Solve the fraction -2/5 + 1/8=

Solve the fraction -2/5 + 1/8=

The Correct Answer and Explanation is:

To solve the fraction (-\frac{2}{5} + \frac{1}{8}), we need to find a common denominator and then combine the two fractions. Here’s a step-by-step explanation of the process:

Step 1: Identify the Denominators

The denominators of our fractions are 5 and 8. To add the fractions, we need to find a common denominator, which is the least common multiple (LCM) of these two numbers.

Step 2: Find the Least Common Multiple (LCM)

The LCM of 5 and 8 can be found by listing the multiples:

• Multiples of 5: 5, 10, 15, 20, 25, 30, …
• Multiples of 8: 8, 16, 24, 32, …

The first common multiple is 40. Therefore, the LCM of 5 and 8 is 40.

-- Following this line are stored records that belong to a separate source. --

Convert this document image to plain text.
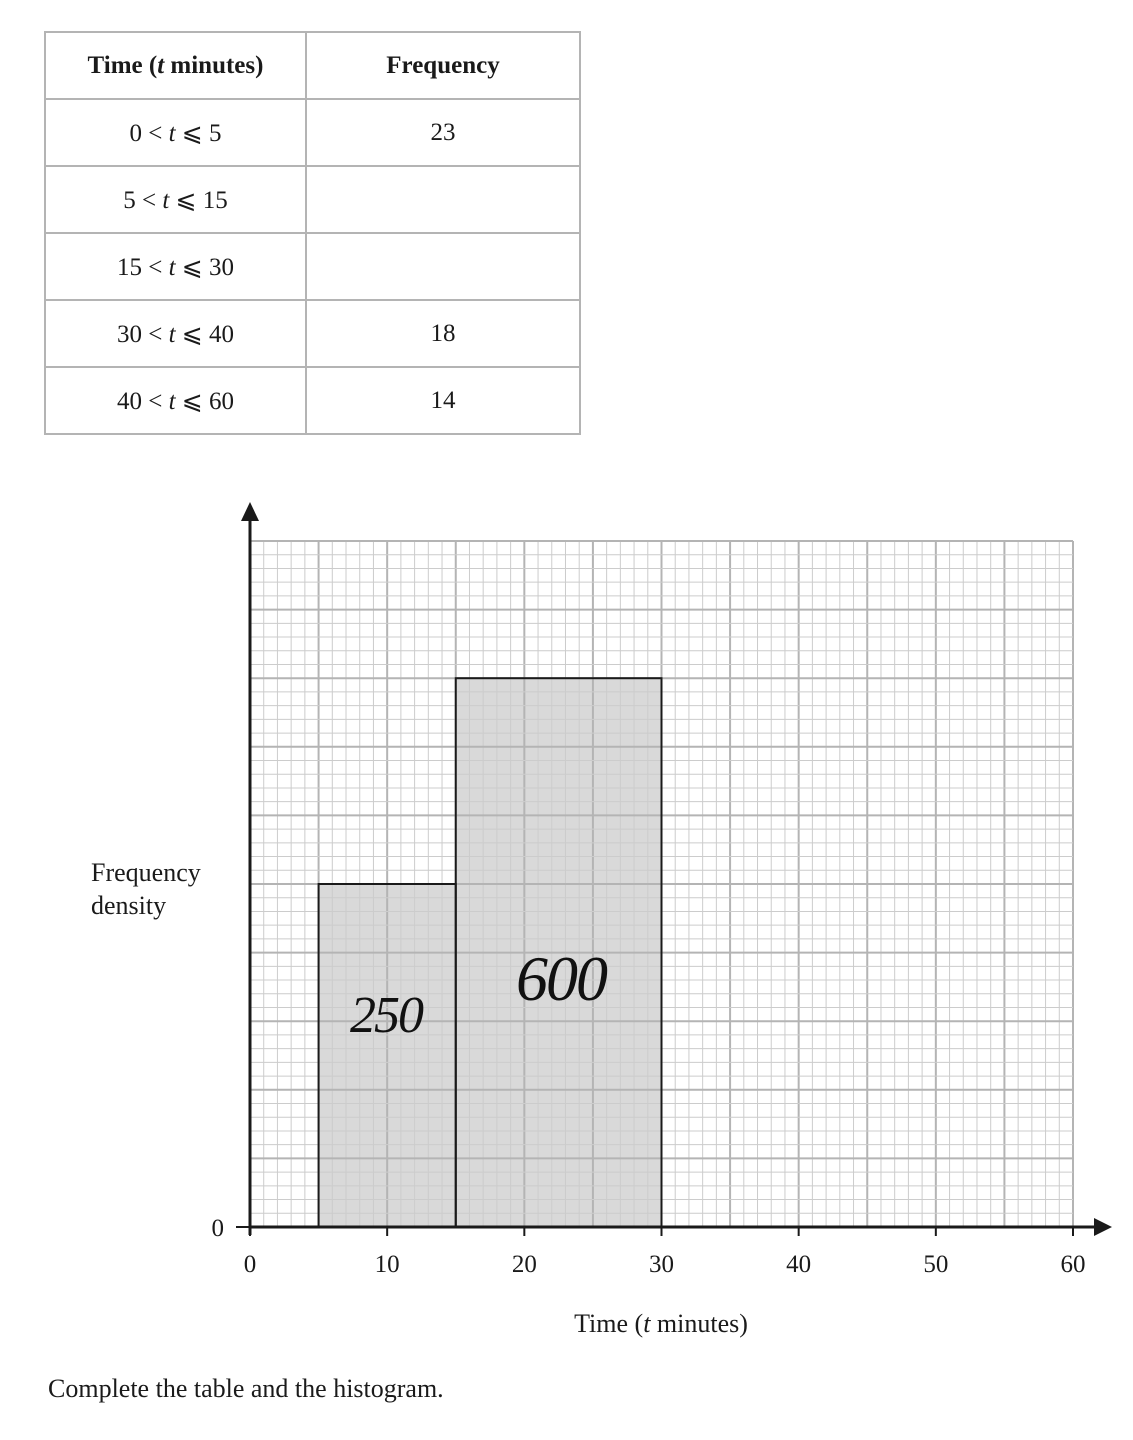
Time (t minutes)	Frequency
0 < t ⩽ 5	23
5 < t ⩽ 15	
15 < t ⩽ 30	
30 < t ⩽ 40	18
40 < t ⩽ 60	14
0	10	20	30	40	50	60
0
Time (t minutes)
Frequency density
250
600

Complete the table and the histogram.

Step 3: Convert Each Fraction

Next, we convert each fraction to have the common denominator of 40.

1. For (-\frac{2}{5}):
   [
   -\frac{2}{5} = -\frac{2 \times 8}{5 \times 8} = -\frac{16}{40}
   ]
2. For (\frac{1}{8}):
   [
   \frac{1}{8} = \frac{1 \times 5}{8 \times 5} = \frac{5}{40}
   ]

Step 4: Add the Fractions

Now that both fractions have a common denominator, we can add them:
[
-\frac{16}{40} + \frac{5}{40} = \frac{-16 + 5}{40} = \frac{-11}{40}
]

Step 5: Final Result

The final result of (-\frac{2}{5} + \frac{1}{8}) is:
[
\boxed{-\frac{11}{40}}
]

Conclusion

In this process, we first identified the denominators and found their least common multiple to establish a common ground for the fractions. After converting each fraction to this common denominator, we were able to add them straightforwardly by combining the numerators. This approach highlights the importance of having a common denominator in fraction addition and illustrates the methodical steps needed to perform arithmetic with fractions effectively. The final answer, (-\frac{11}{40}), represents the sum of the two original fractions.